MOSCOW, December 5. /TASS/. The 60-day ultimatum declared by US Secretary of State Mike Pompeo for Russia to comply with the Intermediate-Range Nuclear Forces (INF) Treaty is aimed at accusing Moscow of refusing to honor the arms control deal, Chairman of the Russian Federation Council's (upper house of parliament) Foreign Affairs Committee Konstantin Kosachev said on Wednesday.
"The appeal by US Secretary of State Pompeo for Russia to come to compliance with the INF Treaty is not an invitation to discuss the means of preserving it. This is a rude ultimatum, which the US has given just for one goal: to show the world and its allies that it’s not they who ruin this vital international security pillar, but it’s Russia, which has allegedly refused to honor it, despite being given a chance," Kosachev wrote on his Facebook page.
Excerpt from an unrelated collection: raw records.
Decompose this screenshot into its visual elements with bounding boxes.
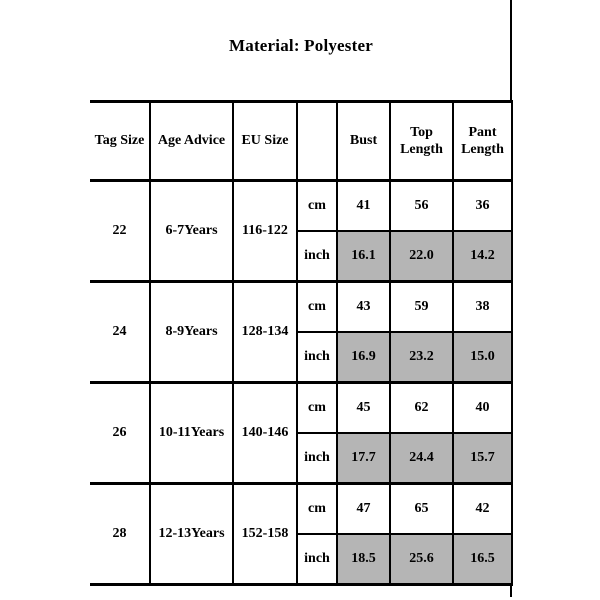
table-row-cm — [90, 181, 512, 232]
bust-inch-cell: 16.1 — [337, 231, 390, 282]
pant-length-cm-cell: 36 — [453, 181, 512, 232]
pant-length-inch-cell: 16.5 — [453, 534, 512, 585]
top-length-inch-cell: 23.2 — [390, 332, 453, 383]
bust-cm-cell: 41 — [337, 181, 390, 232]
eu-size-cell: 116-122 — [233, 181, 297, 282]
pant-length-inch-cell: 14.2 — [453, 231, 512, 282]
table-row-cm — [90, 383, 512, 434]
bust-inch-cell: 18.5 — [337, 534, 390, 585]
pant-length-inch-cell: 15.7 — [453, 433, 512, 484]
bust-cm-cell: 47 — [337, 484, 390, 535]
header-unit — [297, 102, 337, 181]
header-age-advice: Age Advice — [150, 102, 233, 181]
unit-cm-cell: cm — [297, 181, 337, 232]
unit-inch-cell: inch — [297, 534, 337, 585]
age-advice-cell: 12-13Years — [150, 484, 233, 585]
top-length-inch-cell: 25.6 — [390, 534, 453, 585]
unit-cm-cell: cm — [297, 383, 337, 434]
material-title: Material: Polyester — [229, 36, 373, 55]
age-advice-cell: 10-11Years — [150, 383, 233, 484]
bust-inch-cell: 16.9 — [337, 332, 390, 383]
pant-length-cm-cell: 38 — [453, 282, 512, 333]
age-advice-cell: 8-9Years — [150, 282, 233, 383]
top-length-cm-cell: 56 — [390, 181, 453, 232]
eu-size-cell: 152-158 — [233, 484, 297, 585]
header-bust: Bust — [337, 102, 390, 181]
unit-inch-cell: inch — [297, 332, 337, 383]
pant-length-cm-cell: 42 — [453, 484, 512, 535]
top-length-inch-cell: 22.0 — [390, 231, 453, 282]
top-length-cm-cell: 59 — [390, 282, 453, 333]
header-eu-size: EU Size — [233, 102, 297, 181]
header-pant-length: Pant Length — [453, 102, 512, 181]
pant-length-inch-cell: 15.0 — [453, 332, 512, 383]
unit-inch-cell: inch — [297, 231, 337, 282]
tag-size-cell: 22 — [90, 181, 150, 282]
unit-inch-cell: inch — [297, 433, 337, 484]
bust-cm-cell: 43 — [337, 282, 390, 333]
header-row — [90, 102, 512, 181]
eu-size-cell: 128-134 — [233, 282, 297, 383]
table-row-cm — [90, 282, 512, 333]
unit-cm-cell: cm — [297, 484, 337, 535]
bust-inch-cell: 17.7 — [337, 433, 390, 484]
age-advice-cell: 6-7Years — [150, 181, 233, 282]
bust-cm-cell: 45 — [337, 383, 390, 434]
unit-cm-cell: cm — [297, 282, 337, 333]
header-tag-size: Tag Size — [90, 102, 150, 181]
pant-length-cm-cell: 40 — [453, 383, 512, 434]
header-top-length: Top Length — [390, 102, 453, 181]
table-row-cm — [90, 484, 512, 535]
top-length-cm-cell: 62 — [390, 383, 453, 434]
top-length-inch-cell: 24.4 — [390, 433, 453, 484]
tag-size-cell: 26 — [90, 383, 150, 484]
top-length-cm-cell: 65 — [390, 484, 453, 535]
size-chart-table — [90, 100, 513, 586]
tag-size-cell: 24 — [90, 282, 150, 383]
eu-size-cell: 140-146 — [233, 383, 297, 484]
tag-size-cell: 28 — [90, 484, 150, 585]
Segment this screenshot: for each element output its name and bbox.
NATO Secretary General Jens Stoltenberg’s statement that the alliance gives Russia the last chance to save the INF Treaty confirms this, according to the Russian senator.
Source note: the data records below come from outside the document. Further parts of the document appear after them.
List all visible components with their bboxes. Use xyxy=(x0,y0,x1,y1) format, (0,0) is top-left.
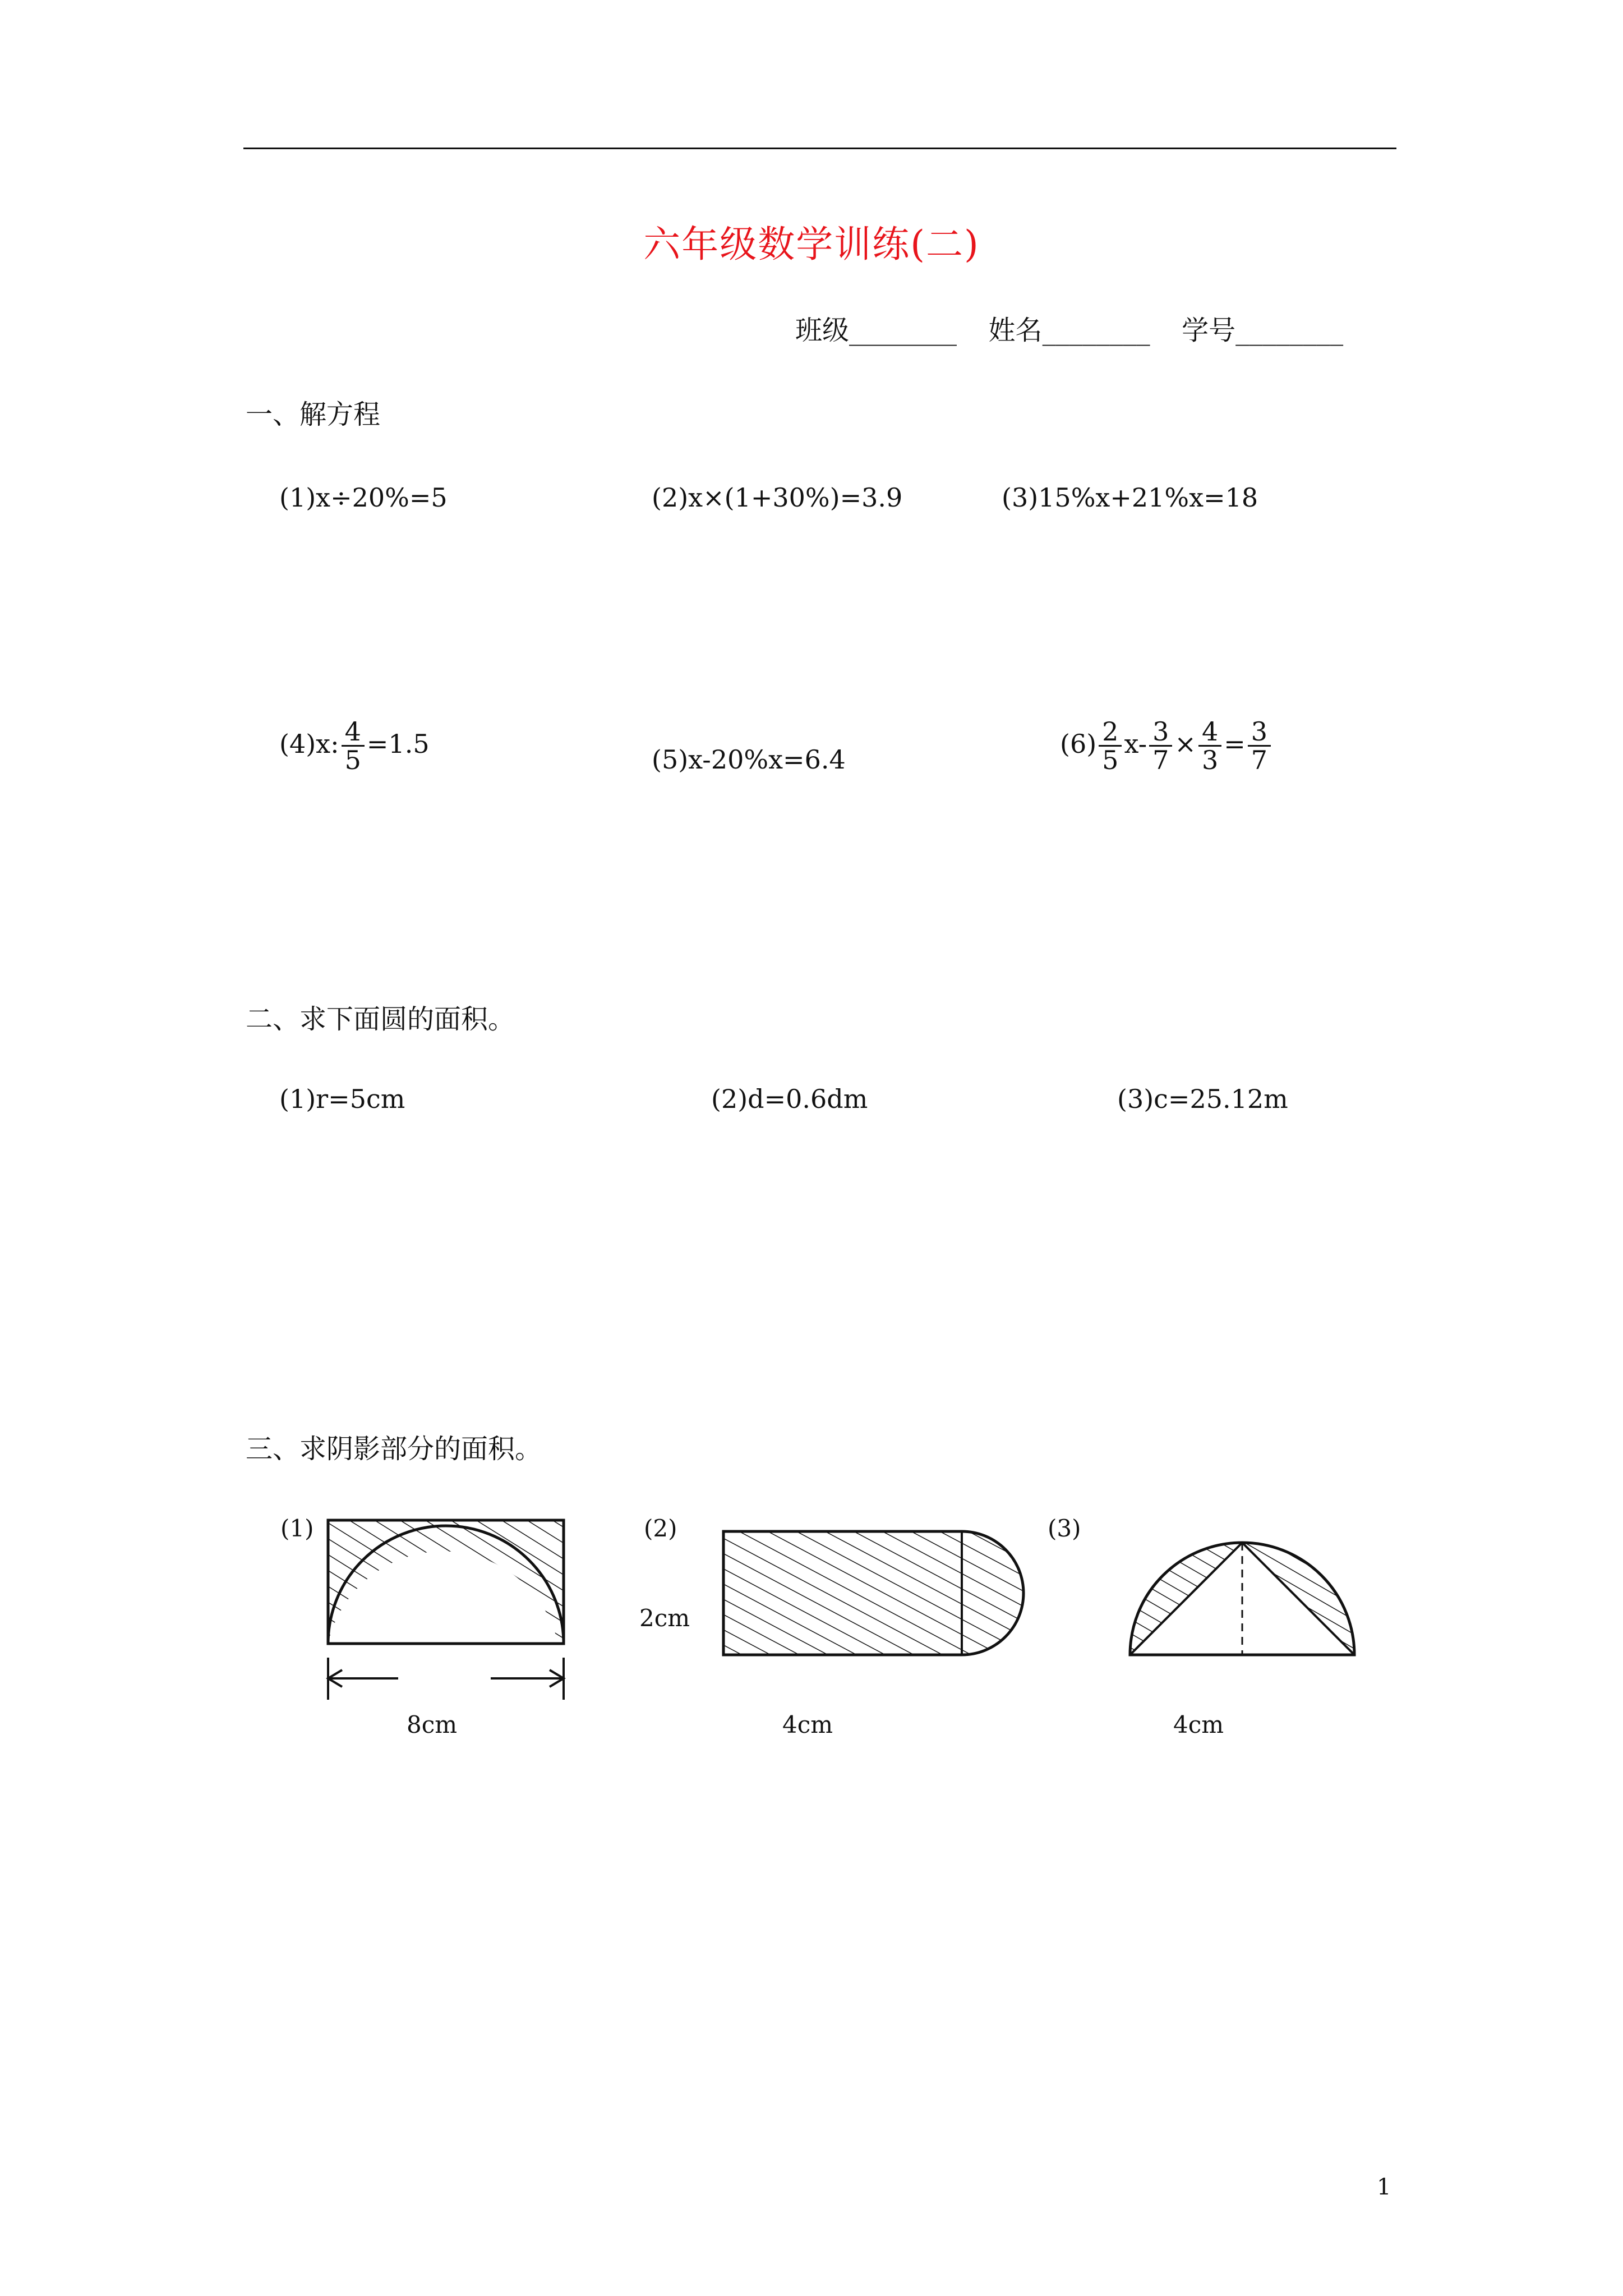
eq6-f2-den: 7 xyxy=(1152,745,1169,776)
eq6-f3-den: 3 xyxy=(1201,745,1219,776)
equation-2: (2)x×(1+30%)=3.9 xyxy=(652,482,903,513)
eq4-suffix: =1.5 xyxy=(366,728,430,759)
eq6-f2-num: 3 xyxy=(1149,718,1172,747)
eq4-fraction xyxy=(342,718,365,774)
eq6-mid2: × xyxy=(1174,728,1196,759)
eq4-numerator: 4 xyxy=(342,718,365,747)
page-title: 六年级数学训练(二) xyxy=(643,223,980,266)
equation-6 xyxy=(1060,718,1273,774)
class-blank[interactable]: ________ xyxy=(849,315,957,346)
circle-problem-2: (2)d=0.6dm xyxy=(711,1084,868,1114)
figure1-dimension: 8cm xyxy=(407,1711,458,1738)
figure2-dimension: 4cm xyxy=(782,1711,833,1738)
semicircle-with-triangle-figure xyxy=(1116,1526,1374,1666)
class-label: 班级 xyxy=(795,315,850,346)
eq6-f4-num: 3 xyxy=(1248,718,1271,747)
eq6-prefix: (6) xyxy=(1060,728,1097,759)
equation-1: (1)x÷20%=5 xyxy=(279,482,448,513)
name-blank[interactable]: ________ xyxy=(1042,315,1150,346)
section3-heading: 三、求阴影部分的面积。 xyxy=(246,1433,542,1465)
eq6-f3-num: 4 xyxy=(1198,718,1221,747)
figure3-label: (3) xyxy=(1048,1515,1081,1542)
figure1-label: (1) xyxy=(280,1515,314,1542)
figure3-dimension: 4cm xyxy=(1173,1711,1224,1738)
semicircle-in-rectangle-figure xyxy=(314,1515,583,1717)
equation-3: (3)15%x+21%x=18 xyxy=(1002,482,1258,513)
name-label: 姓名 xyxy=(988,315,1043,346)
page-number: 1 xyxy=(1377,2174,1391,2200)
header-rule xyxy=(243,148,1396,149)
equation-4 xyxy=(279,718,430,774)
rectangle-with-semicircle-figure xyxy=(707,1515,1043,1660)
id-blank[interactable]: ________ xyxy=(1235,315,1344,346)
eq6-fraction-4 xyxy=(1248,718,1271,774)
figure2-height: 2cm xyxy=(639,1604,690,1632)
eq6-fraction-1 xyxy=(1099,718,1122,774)
section2-heading: 二、求下面圆的面积。 xyxy=(246,1004,515,1035)
section1-heading: 一、解方程 xyxy=(246,399,381,430)
eq6-f4-den: 7 xyxy=(1251,745,1268,776)
eq6-mid3: = xyxy=(1224,728,1246,759)
eq6-f1-num: 2 xyxy=(1099,718,1122,747)
eq6-fraction-2 xyxy=(1149,718,1172,774)
id-label: 学号 xyxy=(1182,315,1236,346)
figure2-label: (2) xyxy=(644,1515,677,1542)
circle-problem-1: (1)r=5cm xyxy=(279,1084,405,1114)
eq6-fraction-3 xyxy=(1198,718,1221,774)
eq4-denominator: 5 xyxy=(344,745,361,776)
equation-5: (5)x-20%x=6.4 xyxy=(652,744,846,775)
eq6-f1-den: 5 xyxy=(1102,745,1119,776)
eq4-prefix: (4)x: xyxy=(279,728,339,759)
circle-problem-3: (3)c=25.12m xyxy=(1117,1084,1288,1114)
student-info xyxy=(795,309,1343,347)
eq6-mid1: x- xyxy=(1124,728,1147,759)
These statements lack logics since the US is refusing to discuss the details and provide evidence that Russia has violated the treaty. "That is to say we believe that you breached the treaty, but we won’t show anything to anyone. There is such a feeling that the West’s logics regarding the most serious international issues has turned into a total theatre of absurd dubbed ‘highly likely’," the senator said.
Kosachev voiced regret for the European countries, which sacrifice the INF Treaty to the US, although this deal is more important for them. "Today’s statements of the US and NATO are a total shame for Europe," he said.
US Secretary of State Michael Pompeo announced on Tuesday that the US would stop adhering to the treaty unless Russia returns to compliance with it within 60 days. "The United States declares today it has found Russia in material breach of the treaty and will suspend our obligations as a remedy effective in 60 days unless Russia returns to full and verifiable compliance," Pompeo told a NATO meeting.
US President Donald Trump said on October 20 that his country would quit the INF Treaty because Russia was allegedly in breach of that agreement. Russian Deputy Foreign Minister Ryabkov described this as a dangerous move. Washington was also criticized in Berlin and Beijing. In the meantime, London came out in support of the United States and NATO placed the responsibility for Trump’s decision on Russia, because in its opinion Moscow had apparently violated the treaty.
The INF Treaty was signed on December 8, 1987 and took effect on June 1, 1988. It outlawed deployed and non-deployed intermediate range (1,000-5,000 kilometers) and shorter range (500-1,000 kilometers) ground-based missiles.
In recent years, Washington has repeatedly alleged Russia was in breach of the agreement. Moscow strongly dismissed the charges and countered them with its own claims over the United States’ non-compliance.